Funk began pastoral work in 1861 at More-shill, Indiana, continued it at Carey, Ohio, and ended it at St. Matthew’s English Lutheran Church in Brooklyn, New York (1865-72). After resigning his last position he traveled abroad in 1872. When he returned to the United States, he became associate editor of the Christian Radical, published first in Pittsburgh and later in New York.
In New York City, Funk started a publishing house that catered to the needs of clergymen. He began to publish the Metropolitan Pulpit, which after several name changes became the Homiletic Review. In 1877 he took as a partner one of his college classmates, a Kansas lawyer named Adam Willis Wagnalls. The famous Funk & Wagnalls Company publishing house was now effectively formed, although the familiar form of its name dates only from 1891. The house soon started publishing in areas not connected with the clergy. A popular weekly, the Literary Digest, was founded in 1889 and, in 1890, the company issued the first edition of its famous Standard Dictionary of the English Language.
Meanwhile, Funk had become active in temperance work. In 1884 he founded The Voice, a newspaper associated with the Prohibition party, which soon had a circulation of 130,000. It sold as many as 700,000 copies per week during the presidential campaign of 1888.
The campaign of 1888 was followed by a rapid splintering of the temperance movement. Some groups began working for a federal prohibition amendment, others tried to obtain prohibition or local-option laws in individual states, and all sense of united effort was lost. In an attempt to reach some consensus on goals and strategy, Funk began a column, in 1890, in his Homiletic Review, entitled “A Symposium—On What Line May All Enemies of the Saloon Unitedly Do Battle?” This attempt, and similar ones made by other reformers, failed, and a coordinated effort did not emerge until the end of the century, with the advent of the National Anti-Saloon League.
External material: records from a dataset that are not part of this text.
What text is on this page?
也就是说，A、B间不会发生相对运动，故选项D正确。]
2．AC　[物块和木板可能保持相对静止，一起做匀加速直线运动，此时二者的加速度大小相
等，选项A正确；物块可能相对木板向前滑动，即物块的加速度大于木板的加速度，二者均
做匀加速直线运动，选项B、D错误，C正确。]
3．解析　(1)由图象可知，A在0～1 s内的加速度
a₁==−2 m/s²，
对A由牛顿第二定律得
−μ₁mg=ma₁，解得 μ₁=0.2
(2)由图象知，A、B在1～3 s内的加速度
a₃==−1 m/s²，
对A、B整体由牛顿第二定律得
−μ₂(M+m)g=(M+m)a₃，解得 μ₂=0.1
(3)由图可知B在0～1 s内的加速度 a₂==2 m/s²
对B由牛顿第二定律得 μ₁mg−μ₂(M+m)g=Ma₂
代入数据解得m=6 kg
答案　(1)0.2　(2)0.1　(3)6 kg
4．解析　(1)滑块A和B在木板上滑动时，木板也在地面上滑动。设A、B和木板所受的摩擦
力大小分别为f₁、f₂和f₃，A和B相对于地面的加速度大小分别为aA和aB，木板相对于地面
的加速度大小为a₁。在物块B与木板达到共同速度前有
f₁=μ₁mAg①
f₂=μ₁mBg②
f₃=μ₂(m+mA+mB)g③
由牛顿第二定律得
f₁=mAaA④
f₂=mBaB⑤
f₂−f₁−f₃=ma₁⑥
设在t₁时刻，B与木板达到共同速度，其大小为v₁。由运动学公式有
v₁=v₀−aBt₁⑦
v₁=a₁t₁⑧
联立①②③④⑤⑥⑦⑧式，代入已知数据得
Funk was also disappointed in two Utopian real-estate ventures. In the 1880s he and some friends lost substantial amounts of money in land purchased for a prohibition center in Tennessee, where they hoped to establish a community free from liquor. A second attempt, in Staten Island, New York—a small residential community called Prohibition Park—was more successful.
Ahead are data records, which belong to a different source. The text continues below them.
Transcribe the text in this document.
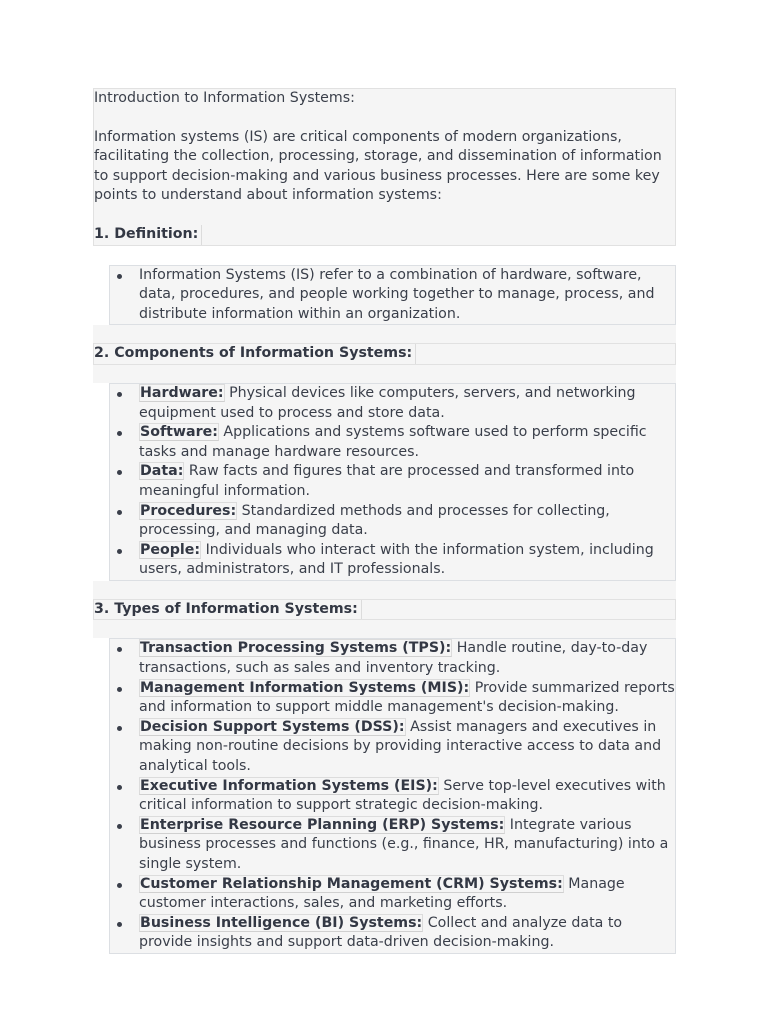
Introduction to Information Systems:

Information systems (IS) are critical components of modern organizations, facilitating the collection, processing, storage, and dissemination of information to support decision-making and various business processes. Here are some key points to understand about information systems:

1. Definition:
Information Systems (IS) refer to a combination of hardware, software, data, procedures, and people working together to manage, process, and distribute information within an organization.
2. Components of Information Systems:
Hardware: Physical devices like computers, servers, and networking equipment used to process and store data.
Software: Applications and systems software used to perform specific tasks and manage hardware resources.
Data: Raw facts and figures that are processed and transformed into meaningful information.
Procedures: Standardized methods and processes for collecting, processing, and managing data.
People: Individuals who interact with the information system, including users, administrators, and IT professionals.
3. Types of Information Systems:
Transaction Processing Systems (TPS): Handle routine, day-to-day transactions, such as sales and inventory tracking.
Management Information Systems (MIS): Provide summarized reports and information to support middle management's decision-making.
Decision Support Systems (DSS): Assist managers and executives in making non-routine decisions by providing interactive access to data and analytical tools.
Executive Information Systems (EIS): Serve top-level executives with critical information to support strategic decision-making.
Enterprise Resource Planning (ERP) Systems: Integrate various business processes and functions (e.g., finance, HR, manufacturing) into a single system.
Customer Relationship Management (CRM) Systems: Manage customer interactions, sales, and marketing efforts.
Business Intelligence (BI) Systems: Collect and analyze data to provide insights and support data-driven decision-making.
In addition to temperance work, Funk also undertook to simplify English spelling, using The Voice and the Literary Digest as vehicles. Aside from articles written for his own publications, he produced several books. In The Widow’s Mite and Other Psychic Phenomena (1904) and The Psychic Riddle (1907) he showed a fascination with the occult that was not uncommon among the educated of his time. Quite a different aspect of the world appears in The Next Step in Evolution (1902), an attempt to reconcile Christianity with the evolutionary concepts of modern biology.
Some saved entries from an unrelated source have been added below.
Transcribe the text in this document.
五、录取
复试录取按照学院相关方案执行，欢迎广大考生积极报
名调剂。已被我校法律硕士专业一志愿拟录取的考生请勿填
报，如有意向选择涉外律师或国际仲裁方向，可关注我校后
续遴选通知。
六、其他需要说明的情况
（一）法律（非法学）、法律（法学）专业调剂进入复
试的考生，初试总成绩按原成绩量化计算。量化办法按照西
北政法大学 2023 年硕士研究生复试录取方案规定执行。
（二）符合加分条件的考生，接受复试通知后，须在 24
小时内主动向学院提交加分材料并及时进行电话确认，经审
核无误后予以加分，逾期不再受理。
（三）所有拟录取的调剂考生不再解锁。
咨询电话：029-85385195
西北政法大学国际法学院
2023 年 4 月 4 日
Funk married twice. In 1863 he married Eliza E Thompson of Carey, Ohio; they had a son and a daughter. In 1869, one year after her death, he married her sister, Helen G. Thompson; they had one son. Funk died in New York City at the age of seventy-two.
The most useful sketches are those in the Dictionary of American Biography (1931) and in the National Cyclopaedia American Biography, vol. 11 (1909). Obituaries appeared in The New York Times and The New York Tribune, April 5,1912.